A new report from Bain & Company warns that the global race to scale artificial intelligence (AI) will demand unprecedented levels of financial and infrastructural investment. The 2025 Global Technology Report estimates that by 2030, the world will need $2 trillion in new annual revenue to keep up with AI demand—including data centers, power generation, and supply chain expansion.
A Looming $800 Billion Gap
Even after accounting for expected cost savings and productivity gains from AI, Bain projects an $800 billion annual shortfall. The gap underscores the pressure rapid AI adoption could place on global resources, as businesses, governments, and investors scramble to mobilize capital at record scale.

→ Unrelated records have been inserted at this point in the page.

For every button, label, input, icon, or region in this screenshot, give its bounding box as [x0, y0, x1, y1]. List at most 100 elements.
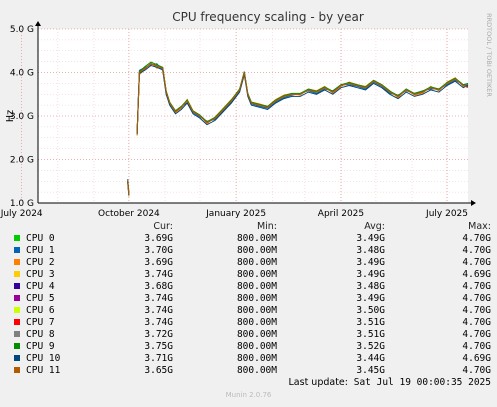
y-tick-label: 2.0 G	[10, 156, 34, 166]
y-axis-arrow	[35, 21, 41, 26]
legend-avg: 3.49G	[356, 269, 385, 280]
legend-swatch	[14, 319, 20, 325]
legend-header-min: Min:	[256, 221, 277, 232]
legend-row: CPU 6 3.74G 800.00M 3.50G 4.70G	[8, 305, 491, 317]
legend-row: CPU 5 3.74G 800.00M 3.49G 4.70G	[8, 293, 491, 305]
legend-swatch	[14, 247, 20, 253]
legend-row: CPU 11 3.65G 800.00M 3.45G 4.70G	[8, 365, 491, 377]
legend-cur: 3.71G	[144, 353, 173, 364]
x-tick-label: July 2025	[425, 209, 468, 219]
legend-min: 800.00M	[236, 233, 277, 244]
legend-min: 800.00M	[236, 317, 277, 328]
legend-table: Cur: Min: Avg: Max: CPU 0 3.69G 800.00M 3.4…	[8, 221, 491, 377]
y-tick-label: 4.0 G	[10, 69, 34, 79]
legend-cur: 3.68G	[144, 281, 173, 292]
legend-swatch	[14, 367, 20, 373]
legend-row: CPU 2 3.69G 800.00M 3.49G 4.70G	[8, 257, 491, 269]
legend-cur: 3.65G	[144, 365, 173, 376]
legend-name: CPU 2	[26, 257, 55, 268]
legend-row: CPU 1 3.70G 800.00M 3.48G 4.70G	[8, 245, 491, 257]
legend-name: CPU 11	[26, 365, 61, 376]
legend-max: 4.70G	[462, 317, 491, 328]
legend-cur: 3.69G	[144, 233, 173, 244]
chart-svg: 1.0 G 2.0 G 3.0 G 4.0 G 5.0 G July 2024 Octobe…	[0, 10, 493, 219]
legend-max: 4.70G	[462, 281, 491, 292]
legend-max: 4.70G	[462, 365, 491, 376]
footer-version: Munin 2.0.76	[225, 391, 272, 399]
legend-row: CPU 8 3.72G 800.00M 3.51G 4.70G	[8, 329, 491, 341]
legend-row: CPU 3 3.74G 800.00M 3.49G 4.69G	[8, 269, 491, 281]
legend-cur: 3.72G	[144, 329, 173, 340]
legend-swatch	[14, 331, 20, 337]
series-line	[127, 63, 469, 195]
legend-name: CPU 8	[26, 329, 55, 340]
legend-swatch	[14, 271, 20, 277]
legend-max: 4.69G	[462, 353, 491, 364]
legend-row: CPU 0 3.69G 800.00M 3.49G 4.70G	[8, 233, 491, 245]
legend-max: 4.70G	[462, 257, 491, 268]
watermark: RRDTOOL / TOBI OETIKER	[485, 13, 493, 97]
last-update-value: Sat Jul 19 00:00:35 2025	[353, 377, 491, 388]
legend-max: 4.70G	[462, 341, 491, 352]
last-update: Last update: Sat Jul 19 00:00:35 2025	[289, 377, 492, 388]
legend-name: CPU 1	[26, 245, 55, 256]
legend-name: CPU 7	[26, 317, 55, 328]
legend-avg: 3.45G	[356, 365, 385, 376]
x-tick-label: January 2025	[205, 209, 266, 219]
x-tick-label: July 2024	[0, 209, 43, 219]
legend-name: CPU 5	[26, 293, 55, 304]
legend-cur: 3.74G	[144, 305, 173, 316]
legend-header-avg: Avg:	[364, 221, 385, 232]
legend-name: CPU 3	[26, 269, 55, 280]
legend-swatch	[14, 259, 20, 265]
y-tick-label: 5.0 G	[10, 25, 34, 35]
x-tick-label: April 2025	[318, 209, 364, 219]
legend-cur: 3.75G	[144, 341, 173, 352]
legend-avg: 3.51G	[356, 329, 385, 340]
legend-avg: 3.51G	[356, 317, 385, 328]
legend-min: 800.00M	[236, 245, 277, 256]
legend-name: CPU 6	[26, 305, 55, 316]
legend-swatch	[14, 235, 20, 241]
legend-min: 800.00M	[236, 329, 277, 340]
legend-swatch	[14, 355, 20, 361]
legend-row: CPU 7 3.74G 800.00M 3.51G 4.70G	[8, 317, 491, 329]
legend-name: CPU 4	[26, 281, 55, 292]
legend-max: 4.70G	[462, 245, 491, 256]
legend-min: 800.00M	[236, 341, 277, 352]
y-tick-label: 1.0 G	[10, 199, 34, 209]
legend-row: CPU 9 3.75G 800.00M 3.52G 4.70G	[8, 341, 491, 353]
legend-cur: 3.74G	[144, 293, 173, 304]
y-tick-label: 3.0 G	[10, 112, 34, 122]
legend-avg: 3.48G	[356, 281, 385, 292]
legend-avg: 3.49G	[356, 257, 385, 268]
legend-cur: 3.70G	[144, 245, 173, 256]
legend-avg: 3.52G	[356, 341, 385, 352]
legend-swatch	[14, 343, 20, 349]
last-update-label: Last update:	[288, 377, 348, 388]
legend-max: 4.70G	[462, 305, 491, 316]
y-axis-label: Hz	[5, 110, 16, 122]
legend-max: 4.70G	[462, 233, 491, 244]
legend-min: 800.00M	[236, 353, 277, 364]
legend-name: CPU 0	[26, 233, 55, 244]
legend-swatch	[14, 307, 20, 313]
legend-max: 4.69G	[462, 269, 491, 280]
legend-avg: 3.49G	[356, 293, 385, 304]
legend-min: 800.00M	[236, 269, 277, 280]
legend-min: 800.00M	[236, 293, 277, 304]
legend-cur: 3.74G	[144, 269, 173, 280]
legend-rows: CPU 0 3.69G 800.00M 3.49G 4.70G CPU 1 3.70G 800…	[8, 233, 491, 377]
legend-row: CPU 4 3.68G 800.00M 3.48G 4.70G	[8, 281, 491, 293]
legend-max: 4.70G	[462, 329, 491, 340]
legend-name: CPU 10	[26, 353, 61, 364]
x-tick-label: October 2024	[98, 209, 160, 219]
legend-cur: 3.74G	[144, 317, 173, 328]
legend-min: 800.00M	[236, 305, 277, 316]
legend-avg: 3.44G	[356, 353, 385, 364]
legend-avg: 3.49G	[356, 233, 385, 244]
legend-name: CPU 9	[26, 341, 55, 352]
legend-min: 800.00M	[236, 257, 277, 268]
legend-header-cur: Cur:	[153, 221, 173, 232]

Key Challenges in Scaling AI
Bain’s analysis identifies three primary obstacles to sustainable AI growth:
- Power Supply: AI workloads consume massive energy resources, and grid capacity in many regions is insufficient.
- Supply Chains: Bottlenecks in semiconductors, cooling systems, and hardware infrastructure threaten to slow adoption.
- Regulation: Policymakers face the challenge of balancing innovation with oversight of AI ethics, sustainability, and cross-border data flows.
AI as Essential Infrastructure
“AI is on track to become as essential to global infrastructure as electricity or the internet,” the report notes, “but the economics of scaling remain daunting.”
Investment and Innovation Needed
To meet demand, analysts suggest a mix of public-private investment, new energy strategies, and more efficient AI architectures. Without these measures, global AI growth risks stalling—or deepening inequality between regions that can finance expansion and those that cannot.
The Road Ahead
Bain concludes that while AI promises trillions in productivity gains, the true challenge lies in building and financing the systems to sustain it. As the report emphasizes, infrastructure—not algorithms—may be the deciding factor in AI’s future trajectory.